İBB'de Şantaj Tuzağı Mı? MİT Devreye Girdi!
İstanbul Büyükşehir Belediyesi (İBB) üzerinden yürütülen casusluk soruşturması, devletin kritik kurumlarına sızma girişimi iddialarıyla yeni bir boyut kazandı. İddialara göre, İBB verileri kullanılarak yurt dışına yasa dışı bilgi akışı sağlanması hedefleniyordu. Millî İstihbarat Teşkilatı'nın (MİT) son anda müdahale ettiği olayda, büyük bir tehlikenin eşiğinden dönüldüğü belirtiliyor.
MİT'in Kritik Müdahalesi ve Şantaj İddiaları
Türkiye gazetesinin haberine göre, güvenlik kaynakları, Hüseyin Gün ve eski CIA çalışanı Aaron Barr'ın Türkiye'deki bazı kamu kurumlarına "yazılım ve cihaz satışı" bahanesiyle girerek veri toplama altyapısı kurmayı planladığını belirtiyor. Bu sistemler aracılığıyla devletin dijital ağlarına ulaşmayı hedefleyen ekip, MİT'in radarına takıldı. Kurumların uyarılmasıyla plan devreye girmeden engellendi.
Soruşturma kaynaklarına göre, bu ekip İstanbul'daki sistemleri sadece bir "ön deneme" olarak kullanmayı amaçladı. Asıl hedefleri, tüm Türkiye'yi kapsayan bir "big data" ve şantaj havuzu oluşturmaktı. Bu yapı üzerinden vatandaşların ekonomik, kültürel ve kişisel eğilimlerine dair verilerin toplanması ve yurt dışındaki merkezlere aktarılması planlanıyordu.
Tel Aviv Bağlantısı ve Siber Egemenlik Saldırısı İddiası
Emekli askeri kaynaklar, planın merkezinde Tel Aviv bağlantılı veri sistemlerinin bulunduğunu ve Türkiye'nin dijital iletişim ağlarını ele geçirme girişiminin bir siber egemenlik saldırısı anlamına geldiğini ifade ediyor. Bir güvenlik uzmanı ise durumu, "Bu, tankla tüfekle değil, veriyle yapılmak istenen bir işgaldir. Türkiye büyük bir tehlikeyi son anda atlattı" şeklinde yorumladı.
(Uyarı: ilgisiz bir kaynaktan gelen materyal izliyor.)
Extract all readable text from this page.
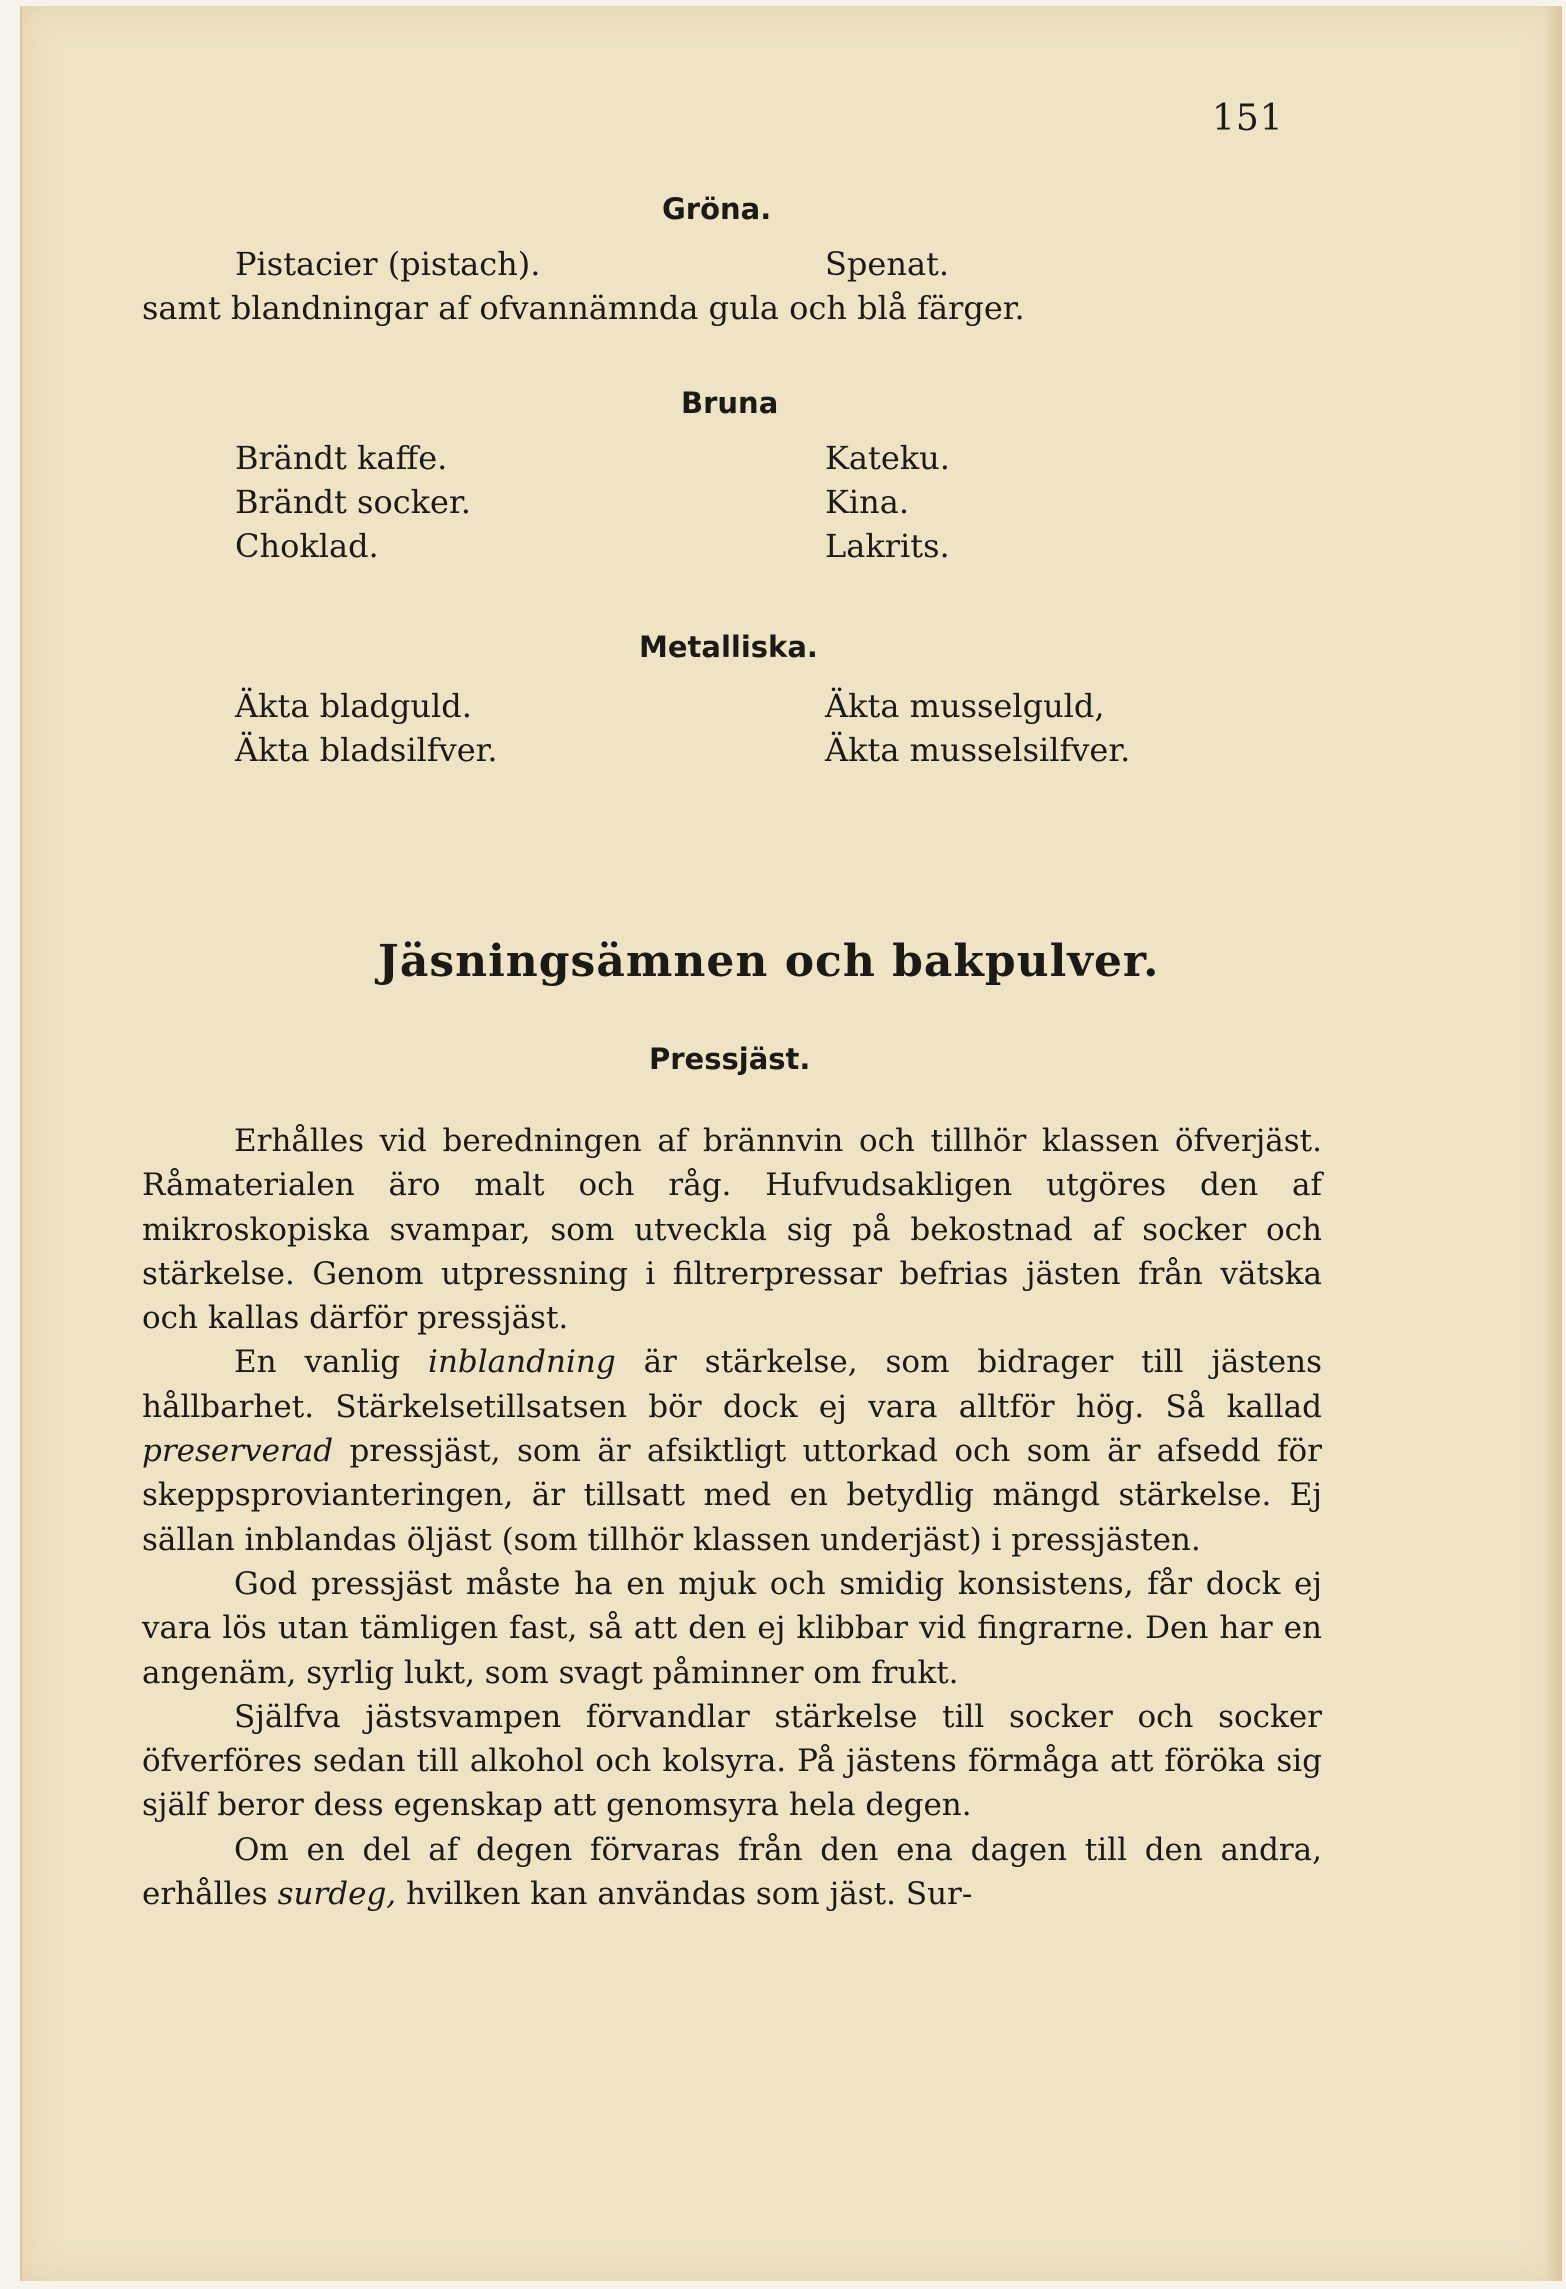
151
Gröna.
Pistacier (pistach).	Spenat.
samt blandningar af ofvannämnda gula och blå färger.
Bruna
Brändt kaffe.
Brändt socker.
Choklad.
Kateku.
Kina.
Lakrits.
Metalliska.
Äkta bladguld.
Äkta bladsilfver.
Äkta musselguld,
Äkta musselsilfver.
Jäsningsämnen och bakpulver.
Pressjäst.

Erhålles vid beredningen af brännvin och tillhör klassen öfverjäst. Råmaterialen äro malt och råg. Hufvudsakligen utgöres den af mikroskopiska svampar, som utveckla sig på bekostnad af socker och stärkelse. Genom utpressning i filtrerpressar befrias jästen från vätska och kallas därför pressjäst.

En vanlig inblandning är stärkelse, som bidrager till jästens hållbarhet. Stärkelsetillsatsen bör dock ej vara alltför hög. Så kallad preserverad pressjäst, som är afsiktligt uttorkad och som är afsedd för skeppsprovianteringen, är tillsatt med en betydlig mängd stärkelse. Ej sällan inblandas öljäst (som tillhör klassen underjäst) i pressjästen.

God pressjäst måste ha en mjuk och smidig konsistens, får dock ej vara lös utan tämligen fast, så att den ej klibbar vid fingrarne. Den har en angenäm, syrlig lukt, som svagt påminner om frukt.

Själfva jästsvampen förvandlar stärkelse till socker och socker öfverföres sedan till alkohol och kolsyra. På jästens förmåga att föröka sig själf beror dess egenskap att genomsyra hela degen.

Om en del af degen förvaras från den ena dagen till den andra, erhålles surdeg, hvilken kan användas som jäst. Sur-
BİLGEM ve TÜBİTAK Raporlarının Önemi
Yetkililer, TÜBİTAK bünyesindeki BİLGEM ve UEKAE birimlerinin hazırladığı teknik raporlar sayesinde sızma planının erken aşamada fark edildiğini ve yerli güvenlik sistemleriyle tehdidin önlendiğini vurguluyor. Bu raporlar, olayın vahametini ortaya koyarak erken müdahale imkanı sağladı.
Olayla ilgili soruşturma devam ederken, uzmanlar bu tür siber saldırıların gelecekte de yaşanabileceğine dikkat çekiyor. Bu nedenle, Türkiye'nin siber güvenlik altyapısının güçlendirilmesi ve yerli çözümlerin geliştirilmesi büyük önem taşıyor. Devletin ilgili kurumları, bu tür tehditlere karşı sürekli teyakkuz halinde olmalı ve gerekli önlemleri almaya devam etmelidir.